The UK has begun its withdrawal from an international fishing treatise which would allow EU vessels to continue to fish in British waters after its split from Brussels, it was announced on Sunday 2 July.
The Conservative government said it will quit the London Fisheries Convention in two year's time to coincide with Brexit. The 1964 agreement, signed before the UK joined the European Common Market in 1973, allows boats from Britain, France, Belgium, Ireland, Germany and Holland to fish up to 12 miles from each other's coasts.
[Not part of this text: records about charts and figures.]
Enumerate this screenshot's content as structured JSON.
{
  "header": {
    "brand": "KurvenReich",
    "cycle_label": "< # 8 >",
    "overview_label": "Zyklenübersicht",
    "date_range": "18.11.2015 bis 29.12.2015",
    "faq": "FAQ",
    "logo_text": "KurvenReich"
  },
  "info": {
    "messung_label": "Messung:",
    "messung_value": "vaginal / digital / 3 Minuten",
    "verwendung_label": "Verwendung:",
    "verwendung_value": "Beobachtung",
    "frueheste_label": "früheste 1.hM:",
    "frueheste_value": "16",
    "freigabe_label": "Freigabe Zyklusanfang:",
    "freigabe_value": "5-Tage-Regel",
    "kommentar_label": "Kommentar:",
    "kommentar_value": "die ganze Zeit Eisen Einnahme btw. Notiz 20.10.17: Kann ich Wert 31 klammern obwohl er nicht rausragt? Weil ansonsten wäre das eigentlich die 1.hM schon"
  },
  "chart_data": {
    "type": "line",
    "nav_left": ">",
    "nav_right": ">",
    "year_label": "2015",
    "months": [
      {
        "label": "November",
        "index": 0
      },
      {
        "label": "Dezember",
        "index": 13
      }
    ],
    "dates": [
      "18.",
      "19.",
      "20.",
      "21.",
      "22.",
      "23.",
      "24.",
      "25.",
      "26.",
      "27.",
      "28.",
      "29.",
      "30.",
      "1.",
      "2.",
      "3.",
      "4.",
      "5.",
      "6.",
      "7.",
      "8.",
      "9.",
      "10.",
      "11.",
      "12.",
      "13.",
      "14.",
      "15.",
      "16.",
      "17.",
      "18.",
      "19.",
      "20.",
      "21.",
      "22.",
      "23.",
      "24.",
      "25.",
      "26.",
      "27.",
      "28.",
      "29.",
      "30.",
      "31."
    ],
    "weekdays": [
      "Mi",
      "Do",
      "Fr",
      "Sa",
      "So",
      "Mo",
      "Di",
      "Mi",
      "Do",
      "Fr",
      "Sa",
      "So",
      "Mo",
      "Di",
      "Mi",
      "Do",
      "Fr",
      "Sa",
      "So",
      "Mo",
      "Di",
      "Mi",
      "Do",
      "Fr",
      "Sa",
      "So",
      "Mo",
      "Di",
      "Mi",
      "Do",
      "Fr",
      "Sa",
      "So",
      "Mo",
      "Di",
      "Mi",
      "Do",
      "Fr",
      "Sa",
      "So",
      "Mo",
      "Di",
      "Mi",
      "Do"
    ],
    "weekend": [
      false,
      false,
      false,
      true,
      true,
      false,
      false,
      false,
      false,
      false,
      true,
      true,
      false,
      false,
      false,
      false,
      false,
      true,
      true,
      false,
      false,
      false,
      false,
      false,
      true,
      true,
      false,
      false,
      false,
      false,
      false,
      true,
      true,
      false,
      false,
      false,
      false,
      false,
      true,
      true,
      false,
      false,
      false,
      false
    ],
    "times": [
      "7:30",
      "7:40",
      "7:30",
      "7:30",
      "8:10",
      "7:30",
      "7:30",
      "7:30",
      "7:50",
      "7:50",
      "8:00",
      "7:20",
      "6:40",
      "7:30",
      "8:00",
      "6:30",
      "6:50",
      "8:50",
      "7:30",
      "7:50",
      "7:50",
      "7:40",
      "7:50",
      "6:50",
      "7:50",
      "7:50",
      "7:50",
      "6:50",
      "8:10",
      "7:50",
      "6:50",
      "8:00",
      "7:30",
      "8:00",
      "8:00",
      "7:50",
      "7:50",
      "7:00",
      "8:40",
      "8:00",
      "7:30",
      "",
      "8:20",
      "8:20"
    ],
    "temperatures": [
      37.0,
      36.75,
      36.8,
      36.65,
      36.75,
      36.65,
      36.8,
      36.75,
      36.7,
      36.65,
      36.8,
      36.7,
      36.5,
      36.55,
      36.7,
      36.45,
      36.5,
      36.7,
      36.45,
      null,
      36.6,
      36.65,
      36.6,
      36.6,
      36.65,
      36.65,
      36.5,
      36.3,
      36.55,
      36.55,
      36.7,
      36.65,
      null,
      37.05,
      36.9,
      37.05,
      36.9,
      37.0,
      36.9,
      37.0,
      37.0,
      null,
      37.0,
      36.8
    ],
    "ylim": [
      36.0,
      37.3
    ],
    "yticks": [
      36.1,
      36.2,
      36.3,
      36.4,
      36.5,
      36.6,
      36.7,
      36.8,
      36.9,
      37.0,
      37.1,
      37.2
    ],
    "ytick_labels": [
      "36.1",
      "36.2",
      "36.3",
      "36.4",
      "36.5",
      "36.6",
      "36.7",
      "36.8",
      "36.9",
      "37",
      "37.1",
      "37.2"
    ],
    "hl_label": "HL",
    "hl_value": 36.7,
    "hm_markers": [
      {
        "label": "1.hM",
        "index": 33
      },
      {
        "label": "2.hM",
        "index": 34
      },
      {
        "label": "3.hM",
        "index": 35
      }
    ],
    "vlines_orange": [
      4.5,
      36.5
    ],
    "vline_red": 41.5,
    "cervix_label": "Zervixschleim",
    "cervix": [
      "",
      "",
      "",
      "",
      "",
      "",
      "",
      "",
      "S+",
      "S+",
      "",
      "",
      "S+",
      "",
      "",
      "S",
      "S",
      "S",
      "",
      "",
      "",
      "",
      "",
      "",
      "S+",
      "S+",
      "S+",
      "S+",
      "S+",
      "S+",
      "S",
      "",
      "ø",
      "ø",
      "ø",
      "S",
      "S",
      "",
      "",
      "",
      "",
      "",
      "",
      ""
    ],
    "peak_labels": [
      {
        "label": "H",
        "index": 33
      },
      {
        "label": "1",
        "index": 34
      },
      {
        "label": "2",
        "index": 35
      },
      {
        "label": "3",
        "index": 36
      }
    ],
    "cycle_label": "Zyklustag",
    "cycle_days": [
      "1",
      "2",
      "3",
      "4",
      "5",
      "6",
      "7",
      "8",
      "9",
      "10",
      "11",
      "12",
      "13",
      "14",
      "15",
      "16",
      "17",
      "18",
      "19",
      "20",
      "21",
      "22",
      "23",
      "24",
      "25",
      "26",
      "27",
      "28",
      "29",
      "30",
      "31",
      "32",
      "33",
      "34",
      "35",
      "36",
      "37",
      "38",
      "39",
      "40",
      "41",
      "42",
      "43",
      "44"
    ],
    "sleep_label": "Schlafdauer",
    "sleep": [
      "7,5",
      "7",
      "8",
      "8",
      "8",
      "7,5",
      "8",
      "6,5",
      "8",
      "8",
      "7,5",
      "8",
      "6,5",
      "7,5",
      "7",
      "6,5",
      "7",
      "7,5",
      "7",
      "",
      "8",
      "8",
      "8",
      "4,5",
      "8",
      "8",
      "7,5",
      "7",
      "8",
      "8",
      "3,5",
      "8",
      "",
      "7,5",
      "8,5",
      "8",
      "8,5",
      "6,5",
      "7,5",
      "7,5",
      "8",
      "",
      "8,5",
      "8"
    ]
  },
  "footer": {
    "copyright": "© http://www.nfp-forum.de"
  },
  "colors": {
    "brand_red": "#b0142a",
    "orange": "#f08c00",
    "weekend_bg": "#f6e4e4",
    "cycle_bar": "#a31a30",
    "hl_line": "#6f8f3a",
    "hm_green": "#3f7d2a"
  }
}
Environment Secretary Michael Gove, the son of a Scottish fisherman, said: "This is an historic first step towards building a new domestic fishing policy as we leave the European Union – one which leads to a more competitive, profitable and sustainable industry for the whole of the UK."
The government, as announced in the Queen's Speech, plans to introduce a Fisheries Bill to control access to the UK's waters and set fishing quotas after Brexit. The Conservatives also plan to quit the EU's Common Fisheries Policy (CFP), which allows vessels from the 27 other nations to access up to 200 nautical miles of British waters.
Pressure group Fishing for Leave, which organised a pro-Brexit flotilla on the Thames during the EU referendum campaign in 2016, welcomed the decision to quit the London Fisheries Convention.
"This is a first small step of an acid tests of Brexit in escaping from the situation of the EU having unlimited equal access to catch 60% of the fisheries resources in our waters," said Alan Hastings, a spokesman for the organisation.
The University of Dundee's Professor Robin Churchill told the House of Lords' European Union Committee in 2016 that the treatise had worked to the detriment of Britain. "The UK only has rights in five areas of coast, whereas I think there are 32 areas of the British coast where other states can fish," he said.
The government estimated that 10,000 tonnes of fish, including mackerel and herring, was caught by fishing vessels from the London Fisheries Convention countries France, Belgium, Germany, Ireland and the Netherlands in 2015 within 12 nautical miles of the British coast – worth around £17m ($22m).
Barrie Deas, chief executive of the National Federation of Fishermen's Organisations, added: "This is welcome news and an important part of establishing the UK as an independent coastal state with sovereignty over its own exclusive economic zone."